The important point was that our goal was not to impose testing upon the masses (“do this or you’re going to be a forced-participant in the new Google Giant Slingshot (beta) project”), but rather to make testing into part of Google’s culture that people just do because it makes sense.  This, of course, is a much harder goal.

We were massively successful in our endeavors.  The grouplet started in 2005, and by 2009 the vast majority of Google engineers wrote tests and kept them green.  This success was the result of working in parallel towards four missions that I think are vital to any successful planned cultural shift.

  1. Awareness
  2. Education
  3. Adoption
  4. Maintenance

Awareness is always the first step.  It’s informing people that there’s something that needs to change, and why.  Depending on how obscure your problem domain is, this could be as simple as reminding people of a problem that they’re already well aware of, or needing to explain in detail what the issue is.  This is your pamphlet-handing-out advocacy stage, and though you usually don’t gain much measurable traction by putting efforts into this stage, you gain something much more important that any politician who spends millions of dollars on TV commercials can tell you: mindshare.

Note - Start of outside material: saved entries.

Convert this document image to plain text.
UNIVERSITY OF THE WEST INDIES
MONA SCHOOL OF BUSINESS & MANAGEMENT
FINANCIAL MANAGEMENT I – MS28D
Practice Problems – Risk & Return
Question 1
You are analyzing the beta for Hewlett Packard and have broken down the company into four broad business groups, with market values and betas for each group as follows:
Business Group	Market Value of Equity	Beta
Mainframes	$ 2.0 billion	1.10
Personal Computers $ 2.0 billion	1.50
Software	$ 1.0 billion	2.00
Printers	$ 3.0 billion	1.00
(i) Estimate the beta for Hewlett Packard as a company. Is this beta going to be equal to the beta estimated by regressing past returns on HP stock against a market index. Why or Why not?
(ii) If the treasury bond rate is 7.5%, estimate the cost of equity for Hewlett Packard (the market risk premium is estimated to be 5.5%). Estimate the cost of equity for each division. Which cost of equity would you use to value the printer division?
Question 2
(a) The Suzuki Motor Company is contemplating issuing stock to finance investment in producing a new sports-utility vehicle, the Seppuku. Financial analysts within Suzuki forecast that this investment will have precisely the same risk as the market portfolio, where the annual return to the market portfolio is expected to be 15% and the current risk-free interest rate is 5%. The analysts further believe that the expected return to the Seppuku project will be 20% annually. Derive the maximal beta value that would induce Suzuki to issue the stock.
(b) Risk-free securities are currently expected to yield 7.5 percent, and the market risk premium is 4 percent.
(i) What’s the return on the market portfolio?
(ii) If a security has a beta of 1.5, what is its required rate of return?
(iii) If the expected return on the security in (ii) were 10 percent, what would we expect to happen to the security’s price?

Education is the next step, though these four stages work best in parallel.  Education is the response to the inevitable question of: “Well, I know this is a problem, but what can I do about it?”  The education phase is usually centered around curriculum, but not exclusively.  It’s also about finding barriers to learning, and lowering them.  A successful education phase cranks out people who know exactly how to solve the problem.

Adoption is an often neglected phase and one of the most subtlety tricky, but fortunately one of the easiest to measure.  It handles the “I know I should recycle, but I don’t usually” crowd.  They’re aware of the problem and they know what they should do, but they don’t.  The key here is figuring out why they don’t, and then addressing those problems directly.  Overcoming challenges like “laziness” and “I just forget to” and “I’ll get around to it someday”s are difficult problems, but ones that have been solved before.

Maintenance is the final step and crucial to ensure that this is a real cultural shift and not just moving because you yourself are pushing.  People should be fixing the problem because that’s what we do around here.  Mentors, community, and genuine belief in the value of their actions are essential to turn this into a real cultural shift.

When it came to promoting testing at Google, here are just a few of the strategies we employed.  First, we helped the engineering productivity group to create tools that measured broken tests and test coverage, and let teams know where they stood.  We created a number of classes that our nooglers (new Googlers) took in their first two weeks that taught them about testing and the value of testing.  We also started posting information material in the toilets that taught people how to write code that makes testing it easier, and rotated these flyers every week with new tips and tricks.  Then we helped sponsor tools that made testing easier, and sent mercenaries into teams to help them get started with a clean set of tests (broken window theory), and promoted use cases where teams adopted more testing and how it quantitatively helped them.  And finally we created a community of mentors on mailing lists that people could come to with questions, and made testing a part of every noogler’s experience at Google.

No one of these efforts, or the many other efforts we employed, was successful on its own.  But the combination together packed a mean punch.  Today, most engineers at Google write tests, not because they have to, but because they want to.  They know the value of it.

If we want to create a web literate world (and I say we do 🙂 ), I think we have to address all of these quadrants.  Not immediately, but as this (capital-P) Plan develops.  I don’t want people to learn how to be web producers because I tell them that they should, I want them to want to learn.  Because they know the value of it.